VI. De facto, o n.º 1 do artigo 337.º do CT determina a prescrição de créditos dos trabalhadores “decorrido um ano a partir do dia seguinte àquele em que cessou o contrato de trabalho”, pelo que não sendo essa a situação dos autos, não deveria a prescrição ter sido determinada. Sendo certo que o n.º 2 do referido artigo 337.º CT corresponde tão somente a um regime especial de prova e não a um prazo de prescrição dos direitos ali referidos.
VII. Articulando o n.º 1 do artigo 337.º do CT, com o regime disposto no artigo 309.º do CC, impende sobre a Rda. a obrigatoriedade de manter os referidos documentos por vinte anos, com o limite de um ano após a cessação do contrato, sob pena daquele primeiro preceito resultar letra morta. Sendo certo que, até pela sua inserção sistemática, o prazo de cinco anos referido no n.º 4 do artigo 202.º e no n.º 8 do artigo 231.º, ambos do CT se referem apenas ao apuramento de eventuais matérias contraordenacionais.

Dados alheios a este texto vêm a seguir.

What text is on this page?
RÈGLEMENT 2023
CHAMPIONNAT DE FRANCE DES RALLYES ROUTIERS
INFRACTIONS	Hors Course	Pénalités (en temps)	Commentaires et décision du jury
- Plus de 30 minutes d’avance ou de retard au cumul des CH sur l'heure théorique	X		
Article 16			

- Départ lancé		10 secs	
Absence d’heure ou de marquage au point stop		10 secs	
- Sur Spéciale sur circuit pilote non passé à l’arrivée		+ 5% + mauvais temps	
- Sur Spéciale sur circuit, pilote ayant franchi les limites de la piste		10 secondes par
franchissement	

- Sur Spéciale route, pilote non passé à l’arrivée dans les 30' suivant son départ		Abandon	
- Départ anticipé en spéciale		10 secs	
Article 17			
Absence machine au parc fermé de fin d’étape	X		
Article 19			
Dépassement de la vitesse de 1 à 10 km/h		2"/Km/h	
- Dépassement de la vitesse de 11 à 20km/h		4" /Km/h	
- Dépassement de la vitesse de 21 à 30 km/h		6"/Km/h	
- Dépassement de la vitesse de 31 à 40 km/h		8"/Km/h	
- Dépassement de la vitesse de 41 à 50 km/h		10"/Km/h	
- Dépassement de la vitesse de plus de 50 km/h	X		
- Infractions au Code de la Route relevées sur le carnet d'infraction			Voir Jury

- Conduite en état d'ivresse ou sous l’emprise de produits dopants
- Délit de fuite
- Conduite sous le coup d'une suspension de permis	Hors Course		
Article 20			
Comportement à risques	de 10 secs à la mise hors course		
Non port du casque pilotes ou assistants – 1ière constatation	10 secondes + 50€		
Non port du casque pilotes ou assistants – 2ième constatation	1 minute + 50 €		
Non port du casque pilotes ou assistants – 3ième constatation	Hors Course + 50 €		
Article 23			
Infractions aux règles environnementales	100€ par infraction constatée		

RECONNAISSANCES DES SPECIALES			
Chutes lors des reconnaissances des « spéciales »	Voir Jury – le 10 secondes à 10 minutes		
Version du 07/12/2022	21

VIII. Resolvida que seja a questão anterior, impõe-se apreciar o Despacho de que se recorre no extrato que declara que “A A. nada juntou de comprovativo do alegado”, quando é evidente que se mostram juntos vários documentos com vista à prova do alegado, mais concretamente a fls. 20 a 21v, fls. 23 e fls. 100 v. a 115.
IX. Constatando-se que foi violado o disposto no n.º 4 do artigo 607.º do CPC, uma vez que o Tribunal “a quo” ignorou aqueles documentos que não mereceram oposição da Rda., não analisou criticamente as provas, não indicou as ilações tiradas dos factos instrumentais, não tomou «em consideração os factos que estão admitidos por acordo, provados por documentos ou por confissão reduzida a escrito, compatibilizando toda a matéria de facto adquirida e extraindo dos factos apurados as presunções impostas pela lei ou por regras de experiência», quando é evidente que o deveria ter feito e, consequentemente, apreciado o pedido da Rte.
Nestes termos e nos mais de Direito se requer, de acordo com as Alegações produzidas e as Conclusões formuladas, seja considerado procedente o presente recurso e, consequentemente, seja a parte do Despacho de 16/02/2017 de que se recorre, revogada e substituída por outra que, apreciando a conduta concreta da Recorrida, determine a inversão do ónus da prova no que respeita aos documentos de que se requereu a junção e que, atendendo a essa decisão e aos documentos juntos aos autos, permita a apreciação de mérito daquele segmento do pedido da Autora, assim se fazendo sã, serena e objetiva JUSTIÇA.»
Contra-alegou a Ré, concluindo:
« A) A Recorrida foi instruída pelo Digníssimo Tribunal a quo para juntar documento dos registos legalmente obrigatórios relativos ao trabalho suplementar e trabalho noturno prestado pela ora Recorrente e cópias dos descansos compensatórios e férias concedidos à ora Recorrente, contudo, não o juntou, por não o ter em arquivo e por já terem decorrido mais de 5 (cinco) anos desde a data da prática dos factos;
B) A Recorrida nunca reconheceu a existência do documento dos registos dos tempos de trabalho e não os juntou aos autos porque simplesmente não os possuía, não sendo verdade que se tenha recusado a entregar os referidos documentos.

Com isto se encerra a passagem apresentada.